1257: ¡La imponente abuela Meng!

Editor: Nyoi-Bo Studio 1257 La voz del viejo sonó en todas las direcciones, y aún así no se escuchó ninguna respuesta, causando que frunciera el ceño.

Envió su sentido divino, y cuando llegó a la mansión ancestral del Clan Xu en el centro del continente, un temblor lo atravesó, y jadeó, una expresión de intensa incredulidad llenó su rostro.

—Esto…

Inmediatamente se disparó por el aire.

Detrás de él, los otros miembros del Clan Meng comenzaron lentamente a revelar su propia conmoción cuando los cultivadores del Reino Antiguo enviaron su sentido divino y se dieron cuenta de lo que había sucedido.

Docenas de ellos se dispararon por el aire hacia el Clan Xu, donde el anciano en la posición de liderazgo estaba flotando en el aire sobre la mansión ancestral, mirando hacia abajo a la enorme huella de la palma, y las ruinas que la llenaban.

Después de un momento, cerró los ojos mientras se concentraba en sentir el área.

Entonces sus ojos se abrieron de golpe.

—El aura de la Tribulación Dao apareció aquí…

pero antes no sentí ninguna tribulación.

Eso indica…

que la tribulación desapareció antes de empezar.

¡También significa que Xu Yushan fue asesinado antes de que su base de cultivo se abriera paso!

—¡Aparte de un experto en el Reino del Dao, la única persona que podría hacer algo así sería un cultivador de Quasi-Dao!

—respiró profundamente y escaneó las ruinas.

Luego agitó su mano, causando que uno de los cultivadores vivos del Clan Xu volara por los aires.

El viejo no hizo ninguna pregunta.

Era el tipo de persona que no confiaba en lo que la gente le decía con respecto a asuntos importantes como este.

Sólo confiaba en su propia búsqueda del alma.

Sólo tardó un breve momento en ver a Meng Hao, y la enorme palma destruyendo al Clan Xu.

Entonces…

oyó a Meng Hao llamarse…

¡Meng Chen!

—¿¿¡¡Meng…

Chen!!?

Los ojos del anciano se abrieron mucho, y comenzó a respirar con dificultad.

En realidad, la razón por la que se había apresurado a venir aquí de manera tan dominante era por Meng Chen.

Ahora que entendía la naturaleza aterradora de la persona por la que había venido, el viejo empezó a temblar.

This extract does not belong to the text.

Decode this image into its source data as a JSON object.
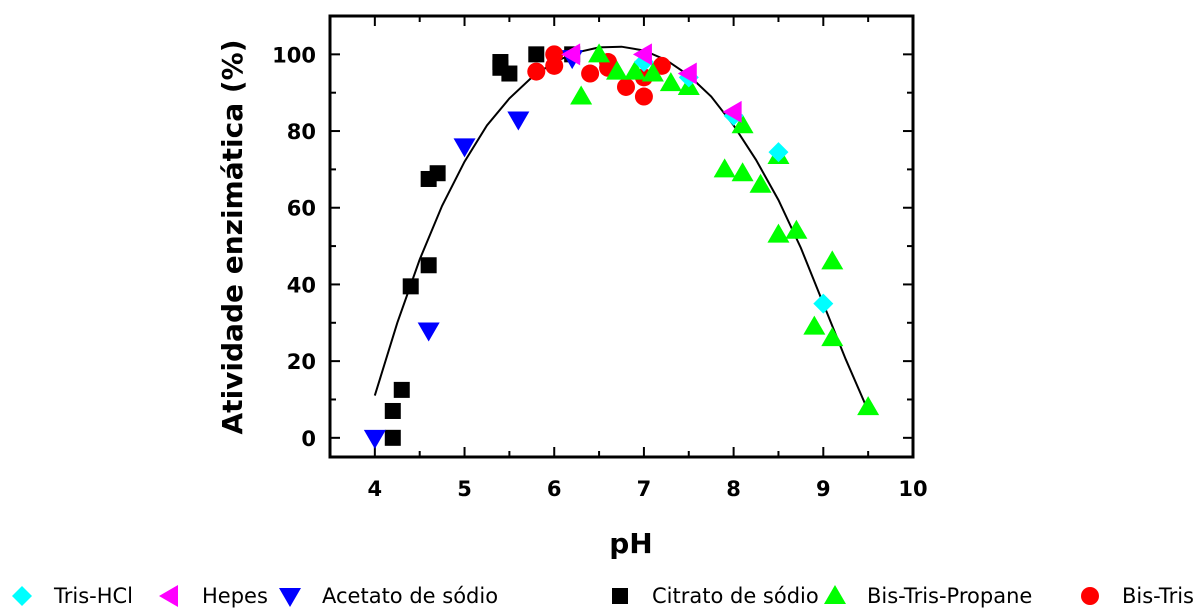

Sabiendo que había evitado por poco cierta calamidad, el viejo se volvió inmediatamente para irse.

Los otros miembros del Clan Meng miraban a su alrededor conmocionados.

Entonces notaron que el viejo se iba, y comenzaron a hacer preguntas.

—Anciano, ¿a dónde vamos ahora…?

—¿Adónde si no?

—respondió el viejo nervioso—.

¡A casa!

¡Nos vamos a casa inmediatamente!

El anciano no pudo evitar mirar una vez más el cráter en forma de palma.

Se estremeció, ya petrificado por Meng Chen, aunque nunca lo había visto cara a cara.

Basándose en lo que sabía de Meng Chen, estaba seguro de que esa aterradora base de cultivo no podía pertenecerle.

A su juicio, Meng Chen había sido poseído o reemplazado, o algo parecido.

En cualquier caso, él mismo no estaba calificado para enredarse con quienquiera que fuera Meng Chen.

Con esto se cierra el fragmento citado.